If you have an entry in fstab, it should show the mount point which is where you would go to access it. If it is /media then navigate there. Is the second drive an external usb drive? If you have an entry in fstab you created you should know how to access it. A number of Linux systems will make external drives available in the /media directory. You can manually create a mount point such as sdb9 with the command as root: mkdir /mnt/sdb9 OR /mkdir /media/sdb9 or give it another name of your choosing. Might help if you indicated whether you have a mount point and what it is and also post the entry from fstab.
The fstab entry needs to supply a mountpoint - /mnt/sdb9 that you created should do fine. See "man fstab" for the options you'll need to supply.
You then reference it by the mountpoint. Any linux filesystem should allow you to assign a label. Let's see this output.

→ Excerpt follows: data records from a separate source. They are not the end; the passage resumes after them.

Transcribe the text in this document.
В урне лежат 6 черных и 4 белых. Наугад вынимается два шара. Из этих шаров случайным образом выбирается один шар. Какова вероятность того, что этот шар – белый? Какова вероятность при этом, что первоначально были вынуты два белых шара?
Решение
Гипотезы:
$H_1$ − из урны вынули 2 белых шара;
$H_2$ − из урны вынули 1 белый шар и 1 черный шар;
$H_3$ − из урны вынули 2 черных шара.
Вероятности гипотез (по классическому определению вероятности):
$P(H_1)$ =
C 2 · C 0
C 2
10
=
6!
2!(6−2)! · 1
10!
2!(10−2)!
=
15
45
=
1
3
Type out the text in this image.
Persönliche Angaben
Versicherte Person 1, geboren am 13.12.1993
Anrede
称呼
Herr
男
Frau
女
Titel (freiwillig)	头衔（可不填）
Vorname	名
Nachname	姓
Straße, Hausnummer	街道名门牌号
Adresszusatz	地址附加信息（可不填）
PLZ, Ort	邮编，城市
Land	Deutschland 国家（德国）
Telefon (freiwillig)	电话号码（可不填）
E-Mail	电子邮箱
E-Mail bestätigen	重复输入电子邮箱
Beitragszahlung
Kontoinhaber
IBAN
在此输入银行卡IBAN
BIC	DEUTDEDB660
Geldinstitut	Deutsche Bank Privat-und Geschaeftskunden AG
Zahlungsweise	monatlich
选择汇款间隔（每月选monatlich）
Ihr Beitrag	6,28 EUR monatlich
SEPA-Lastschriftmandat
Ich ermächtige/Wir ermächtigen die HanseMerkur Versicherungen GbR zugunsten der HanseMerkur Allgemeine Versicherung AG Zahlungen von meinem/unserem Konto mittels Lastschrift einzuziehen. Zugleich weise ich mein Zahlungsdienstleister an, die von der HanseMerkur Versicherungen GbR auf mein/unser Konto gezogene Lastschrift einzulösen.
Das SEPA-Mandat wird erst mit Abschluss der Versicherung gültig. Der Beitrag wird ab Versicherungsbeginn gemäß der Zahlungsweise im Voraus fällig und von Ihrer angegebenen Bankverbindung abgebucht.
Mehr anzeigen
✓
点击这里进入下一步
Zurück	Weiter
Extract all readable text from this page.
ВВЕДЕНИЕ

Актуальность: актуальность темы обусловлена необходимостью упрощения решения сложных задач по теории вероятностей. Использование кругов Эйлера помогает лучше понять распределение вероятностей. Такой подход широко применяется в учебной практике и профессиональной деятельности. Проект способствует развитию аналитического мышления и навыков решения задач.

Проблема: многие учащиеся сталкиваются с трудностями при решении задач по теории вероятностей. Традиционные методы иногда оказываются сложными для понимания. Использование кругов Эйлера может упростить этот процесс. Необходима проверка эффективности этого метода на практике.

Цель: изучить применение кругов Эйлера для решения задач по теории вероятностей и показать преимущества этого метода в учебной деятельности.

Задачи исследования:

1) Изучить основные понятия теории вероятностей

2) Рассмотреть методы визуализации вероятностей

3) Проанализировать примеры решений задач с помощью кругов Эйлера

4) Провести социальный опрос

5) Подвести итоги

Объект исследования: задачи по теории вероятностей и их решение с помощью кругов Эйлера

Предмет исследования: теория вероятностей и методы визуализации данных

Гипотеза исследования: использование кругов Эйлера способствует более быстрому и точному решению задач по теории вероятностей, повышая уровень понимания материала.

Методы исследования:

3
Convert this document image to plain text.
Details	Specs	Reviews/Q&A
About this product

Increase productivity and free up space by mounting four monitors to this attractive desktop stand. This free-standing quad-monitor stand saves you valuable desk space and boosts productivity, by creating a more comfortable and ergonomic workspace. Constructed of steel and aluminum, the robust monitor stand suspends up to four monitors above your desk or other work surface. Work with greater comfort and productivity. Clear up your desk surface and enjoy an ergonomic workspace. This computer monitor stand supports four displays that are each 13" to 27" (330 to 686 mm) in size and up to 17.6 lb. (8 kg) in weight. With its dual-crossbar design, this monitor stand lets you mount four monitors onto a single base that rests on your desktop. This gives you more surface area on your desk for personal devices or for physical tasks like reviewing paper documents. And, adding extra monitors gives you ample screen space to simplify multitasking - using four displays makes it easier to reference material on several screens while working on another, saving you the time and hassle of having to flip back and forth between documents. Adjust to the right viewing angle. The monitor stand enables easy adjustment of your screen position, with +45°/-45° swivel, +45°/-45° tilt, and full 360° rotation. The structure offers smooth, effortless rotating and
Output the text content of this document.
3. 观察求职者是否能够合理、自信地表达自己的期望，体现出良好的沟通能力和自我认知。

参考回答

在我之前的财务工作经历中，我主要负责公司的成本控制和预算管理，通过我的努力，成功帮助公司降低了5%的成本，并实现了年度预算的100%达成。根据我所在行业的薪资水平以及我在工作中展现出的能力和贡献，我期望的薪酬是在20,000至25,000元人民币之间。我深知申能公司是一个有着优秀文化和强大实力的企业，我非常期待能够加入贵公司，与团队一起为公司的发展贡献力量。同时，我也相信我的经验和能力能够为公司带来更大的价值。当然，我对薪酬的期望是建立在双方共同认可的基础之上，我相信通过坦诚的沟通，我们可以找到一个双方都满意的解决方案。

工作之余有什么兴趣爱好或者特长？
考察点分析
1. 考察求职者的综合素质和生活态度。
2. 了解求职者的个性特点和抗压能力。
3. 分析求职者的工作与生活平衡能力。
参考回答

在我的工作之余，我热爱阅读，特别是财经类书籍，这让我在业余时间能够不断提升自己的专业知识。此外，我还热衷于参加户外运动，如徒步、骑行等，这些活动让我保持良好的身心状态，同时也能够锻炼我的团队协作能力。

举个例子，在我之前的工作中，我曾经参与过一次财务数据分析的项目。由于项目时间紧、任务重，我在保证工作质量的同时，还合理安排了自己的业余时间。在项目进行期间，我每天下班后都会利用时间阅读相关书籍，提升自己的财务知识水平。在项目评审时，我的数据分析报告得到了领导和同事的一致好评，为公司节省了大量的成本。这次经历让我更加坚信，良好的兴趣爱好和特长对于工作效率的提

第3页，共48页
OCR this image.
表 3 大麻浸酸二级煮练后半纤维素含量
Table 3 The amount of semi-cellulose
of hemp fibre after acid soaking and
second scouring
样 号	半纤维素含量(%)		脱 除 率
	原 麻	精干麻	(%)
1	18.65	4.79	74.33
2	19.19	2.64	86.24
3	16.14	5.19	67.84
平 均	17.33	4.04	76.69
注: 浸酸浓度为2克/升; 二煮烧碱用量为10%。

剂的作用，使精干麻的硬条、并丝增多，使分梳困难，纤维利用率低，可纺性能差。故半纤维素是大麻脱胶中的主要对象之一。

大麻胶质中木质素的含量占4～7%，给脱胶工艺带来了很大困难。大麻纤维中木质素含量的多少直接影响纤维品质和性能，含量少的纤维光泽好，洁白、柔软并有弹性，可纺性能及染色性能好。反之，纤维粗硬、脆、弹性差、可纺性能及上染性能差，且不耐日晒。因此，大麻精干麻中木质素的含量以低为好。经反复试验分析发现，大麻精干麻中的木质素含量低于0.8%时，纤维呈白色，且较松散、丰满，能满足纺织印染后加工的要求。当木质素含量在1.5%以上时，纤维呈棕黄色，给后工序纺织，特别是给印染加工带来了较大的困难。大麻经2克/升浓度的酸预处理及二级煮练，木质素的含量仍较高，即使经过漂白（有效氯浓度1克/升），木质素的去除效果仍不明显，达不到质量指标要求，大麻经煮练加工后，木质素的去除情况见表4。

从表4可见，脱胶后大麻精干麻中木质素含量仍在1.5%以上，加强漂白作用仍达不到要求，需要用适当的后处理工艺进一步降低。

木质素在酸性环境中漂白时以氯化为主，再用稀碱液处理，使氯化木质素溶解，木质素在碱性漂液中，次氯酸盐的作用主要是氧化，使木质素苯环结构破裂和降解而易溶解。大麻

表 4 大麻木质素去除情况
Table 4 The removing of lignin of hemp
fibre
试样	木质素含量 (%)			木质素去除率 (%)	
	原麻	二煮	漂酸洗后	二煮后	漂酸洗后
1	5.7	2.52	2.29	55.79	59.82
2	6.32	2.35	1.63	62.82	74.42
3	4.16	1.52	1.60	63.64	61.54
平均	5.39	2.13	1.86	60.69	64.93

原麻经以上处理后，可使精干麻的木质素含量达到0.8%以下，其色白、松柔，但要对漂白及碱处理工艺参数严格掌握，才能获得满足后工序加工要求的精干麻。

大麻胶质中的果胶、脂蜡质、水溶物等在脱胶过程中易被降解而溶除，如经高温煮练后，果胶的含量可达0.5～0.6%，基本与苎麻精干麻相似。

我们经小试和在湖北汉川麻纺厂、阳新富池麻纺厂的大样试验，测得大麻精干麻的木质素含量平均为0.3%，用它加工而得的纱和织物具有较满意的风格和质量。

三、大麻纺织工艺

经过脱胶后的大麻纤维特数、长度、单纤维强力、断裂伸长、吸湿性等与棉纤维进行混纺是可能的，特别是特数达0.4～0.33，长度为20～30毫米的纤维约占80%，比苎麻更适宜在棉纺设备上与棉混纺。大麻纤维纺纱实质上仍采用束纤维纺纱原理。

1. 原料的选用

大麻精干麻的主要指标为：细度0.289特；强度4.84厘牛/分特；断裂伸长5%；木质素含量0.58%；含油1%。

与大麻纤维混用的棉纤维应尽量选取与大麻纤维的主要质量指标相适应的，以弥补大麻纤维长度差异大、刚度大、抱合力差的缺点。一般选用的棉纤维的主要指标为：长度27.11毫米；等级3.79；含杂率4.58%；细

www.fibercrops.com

In addition, using /media is just a convention where desktops automatically mount removable media and filesystems. The system will create a subdirectories(s) under /media depending on distribution/version using the filesystems UUID or label.
I would generalize that all recent distribution/versions should recognize UUIDs or labels in the /etc/fstab so should not be a problem.
Obviously there is more information for the other partitions. I know what "defaults" means, but it seems there should be some "/name" then "ext4" before
an entry that says defaults, and then I don't understand the "1 2" after the other system partitions. (Yes, the file system is ext4.) Sorry that I'm such
a dope, but this is a bit beyond me. Thanx for your help and your patience! --doug
In your last post, #8, you posted your fstab contents. Look at your entry for sdb9 and compare it to the entries above for /, /boot, /home and note that you do not have the mount point listed nor the filesystem type or other otions. Options are explained in detail at the link below.
If you created the mount point you referred to earlier (/media/sdb9), change the line below to add it, the filesystem and options which you can set to your needs after reviewing the link above. You don't need to name it sdb9 or put it under /media. Historically the convention has been to put mount points in the /mnt directory but obviously, it is not required.